In New Mexico he was good for an occasional roadtrip to Santa Fe or Hemez. He took great pleasure in moving easily among the dives and seedier sections of Albuquerque ("My people," he'd declare with a grin and a chuckle after an encounter with a person in particular disarray).

But many of his travels were inner journeys. This inner-life expressed itself in compulsive collecting. He was a religious music fan, with an enduring passion for a select group of musicians. He loved dark, witty lyricists - Warren Zevon, Randy Newman, Jimmie Buffett. He enjoyed women vocalists like Linda Ronstadt and Emmilou Harris, and harder-to-categorize artists like Van Morrison. And he had plenty of Rock and Roll standards - Rolling Stones, Doors, Led Zeppelin. In his more withdrawn years he devoted enormous energy and time to burning hundreds of discs of his favorites. He clearly sought out re-mastered works. Always looking to avoid being a sucker, he loathed to pay retail for these - instead he borrowed recordings from libraries and friends and made copies that eventually rose to great columns. In sorting through his collection after his death, I was overwhelmed by the numbers. Some went to his friends and mine who helped clean up his house, I saved some of our shared favorites, but most I didn't know what to do with them, and they either got picked up by strangers at his estate sale or, sadly, thrown away.

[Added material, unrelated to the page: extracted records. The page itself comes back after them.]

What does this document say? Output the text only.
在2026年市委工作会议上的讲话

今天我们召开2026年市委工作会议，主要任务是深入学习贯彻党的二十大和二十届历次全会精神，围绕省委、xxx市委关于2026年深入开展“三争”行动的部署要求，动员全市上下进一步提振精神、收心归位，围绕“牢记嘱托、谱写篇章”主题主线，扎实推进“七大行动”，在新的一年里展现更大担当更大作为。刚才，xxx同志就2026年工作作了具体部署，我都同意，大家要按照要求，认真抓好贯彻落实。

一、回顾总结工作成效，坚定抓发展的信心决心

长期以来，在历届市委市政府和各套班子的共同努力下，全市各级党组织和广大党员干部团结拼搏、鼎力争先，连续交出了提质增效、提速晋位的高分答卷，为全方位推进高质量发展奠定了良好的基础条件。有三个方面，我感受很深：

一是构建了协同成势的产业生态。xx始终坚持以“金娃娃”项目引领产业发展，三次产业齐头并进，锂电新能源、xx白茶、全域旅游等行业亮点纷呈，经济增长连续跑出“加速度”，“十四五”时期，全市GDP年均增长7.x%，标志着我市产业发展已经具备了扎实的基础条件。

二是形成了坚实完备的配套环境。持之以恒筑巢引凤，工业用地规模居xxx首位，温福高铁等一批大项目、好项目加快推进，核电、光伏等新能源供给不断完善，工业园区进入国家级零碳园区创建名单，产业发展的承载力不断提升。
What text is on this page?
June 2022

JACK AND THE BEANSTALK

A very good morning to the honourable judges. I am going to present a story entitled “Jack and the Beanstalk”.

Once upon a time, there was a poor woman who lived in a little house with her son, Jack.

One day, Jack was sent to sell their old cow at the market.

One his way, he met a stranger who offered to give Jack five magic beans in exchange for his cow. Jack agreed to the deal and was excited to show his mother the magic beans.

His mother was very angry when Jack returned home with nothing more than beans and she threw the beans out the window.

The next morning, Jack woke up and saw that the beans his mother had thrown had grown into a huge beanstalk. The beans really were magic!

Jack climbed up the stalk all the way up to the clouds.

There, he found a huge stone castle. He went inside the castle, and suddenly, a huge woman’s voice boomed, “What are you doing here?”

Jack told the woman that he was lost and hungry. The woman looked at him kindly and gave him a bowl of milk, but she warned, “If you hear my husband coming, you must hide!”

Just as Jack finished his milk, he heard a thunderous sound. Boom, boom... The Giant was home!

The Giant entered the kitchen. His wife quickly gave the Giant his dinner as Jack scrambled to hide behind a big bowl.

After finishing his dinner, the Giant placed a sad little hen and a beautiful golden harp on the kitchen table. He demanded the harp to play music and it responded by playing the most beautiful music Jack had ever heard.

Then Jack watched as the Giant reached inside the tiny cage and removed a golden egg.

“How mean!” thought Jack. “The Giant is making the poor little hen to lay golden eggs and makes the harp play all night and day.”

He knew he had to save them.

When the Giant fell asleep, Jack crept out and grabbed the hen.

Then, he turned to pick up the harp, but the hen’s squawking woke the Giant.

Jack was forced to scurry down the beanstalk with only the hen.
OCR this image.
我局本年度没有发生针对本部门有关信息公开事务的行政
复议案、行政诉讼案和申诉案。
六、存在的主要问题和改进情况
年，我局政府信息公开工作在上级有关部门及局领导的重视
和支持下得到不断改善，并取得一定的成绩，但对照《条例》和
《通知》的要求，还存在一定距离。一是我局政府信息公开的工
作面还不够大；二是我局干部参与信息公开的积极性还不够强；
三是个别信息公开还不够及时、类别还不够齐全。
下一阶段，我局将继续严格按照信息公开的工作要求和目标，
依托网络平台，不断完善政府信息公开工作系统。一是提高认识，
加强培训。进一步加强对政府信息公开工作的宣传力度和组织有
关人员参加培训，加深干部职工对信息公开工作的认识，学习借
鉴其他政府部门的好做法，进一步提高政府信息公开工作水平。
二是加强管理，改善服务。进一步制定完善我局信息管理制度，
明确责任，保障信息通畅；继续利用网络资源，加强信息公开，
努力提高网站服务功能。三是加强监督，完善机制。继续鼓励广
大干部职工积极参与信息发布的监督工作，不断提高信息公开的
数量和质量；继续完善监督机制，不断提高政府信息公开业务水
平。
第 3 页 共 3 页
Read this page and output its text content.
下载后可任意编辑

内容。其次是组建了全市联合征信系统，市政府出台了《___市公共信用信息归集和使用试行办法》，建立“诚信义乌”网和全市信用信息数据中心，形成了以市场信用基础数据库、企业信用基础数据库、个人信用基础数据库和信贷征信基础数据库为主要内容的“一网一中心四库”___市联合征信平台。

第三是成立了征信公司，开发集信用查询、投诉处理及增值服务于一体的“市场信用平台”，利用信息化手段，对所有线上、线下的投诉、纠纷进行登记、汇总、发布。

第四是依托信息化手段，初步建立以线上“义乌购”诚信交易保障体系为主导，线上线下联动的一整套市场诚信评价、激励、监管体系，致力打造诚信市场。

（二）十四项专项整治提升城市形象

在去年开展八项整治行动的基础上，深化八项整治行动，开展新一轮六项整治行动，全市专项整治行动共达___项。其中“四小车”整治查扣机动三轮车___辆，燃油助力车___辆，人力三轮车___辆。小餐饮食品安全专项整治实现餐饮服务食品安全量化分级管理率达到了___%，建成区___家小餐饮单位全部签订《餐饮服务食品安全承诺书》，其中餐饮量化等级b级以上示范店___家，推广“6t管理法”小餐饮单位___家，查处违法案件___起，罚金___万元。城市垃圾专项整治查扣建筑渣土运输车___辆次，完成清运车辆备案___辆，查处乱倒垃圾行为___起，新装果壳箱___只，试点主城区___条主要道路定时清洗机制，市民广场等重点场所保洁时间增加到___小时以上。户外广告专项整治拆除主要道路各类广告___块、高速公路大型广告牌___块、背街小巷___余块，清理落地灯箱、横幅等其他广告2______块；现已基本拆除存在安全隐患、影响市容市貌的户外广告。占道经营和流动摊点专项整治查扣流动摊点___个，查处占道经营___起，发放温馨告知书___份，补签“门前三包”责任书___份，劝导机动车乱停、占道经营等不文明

For more than a decade, comic books compelled him. Every week he diligently harvested the first editions and select series from Newsland, meticulously packing each one in a protector sleeve with a cardboard back. By the time I saw his collection in the early 90s, it numbered well in the thousands. He also bought and displayed resin and stoneware statues of comic characters, mostly Marvel. When my son Avi developed a taste of comics, Craig gave him gifts of Green Goblin and the Thing figures. Sadly, Avi's full-blown fanboydom didn't blossom until a year or two after Craig sold off his collection in mass, apparently to pay tuition for his educational projects, first to earn a degree in chemistry, latter to earn a degree in nursing.

He also loved film. We saw plenty together, but after I left Albuquerque, he forged another circle of people. In time he developed a (characteristically) obsessional passion for Film Noir. Again, his video library, much of it pirated, numbered into the hundreds. In later years I found giving him a book on Noir genre film making was the easiest way to give him something he'd appreciate. He also collected movie ephemera, mostly posters.

Alas, most of these collections that were with him at the end I've sold off to pay his bills. I hold a small selection still, a couple of boxes really, as a rememberence of his passions and pre-occupations.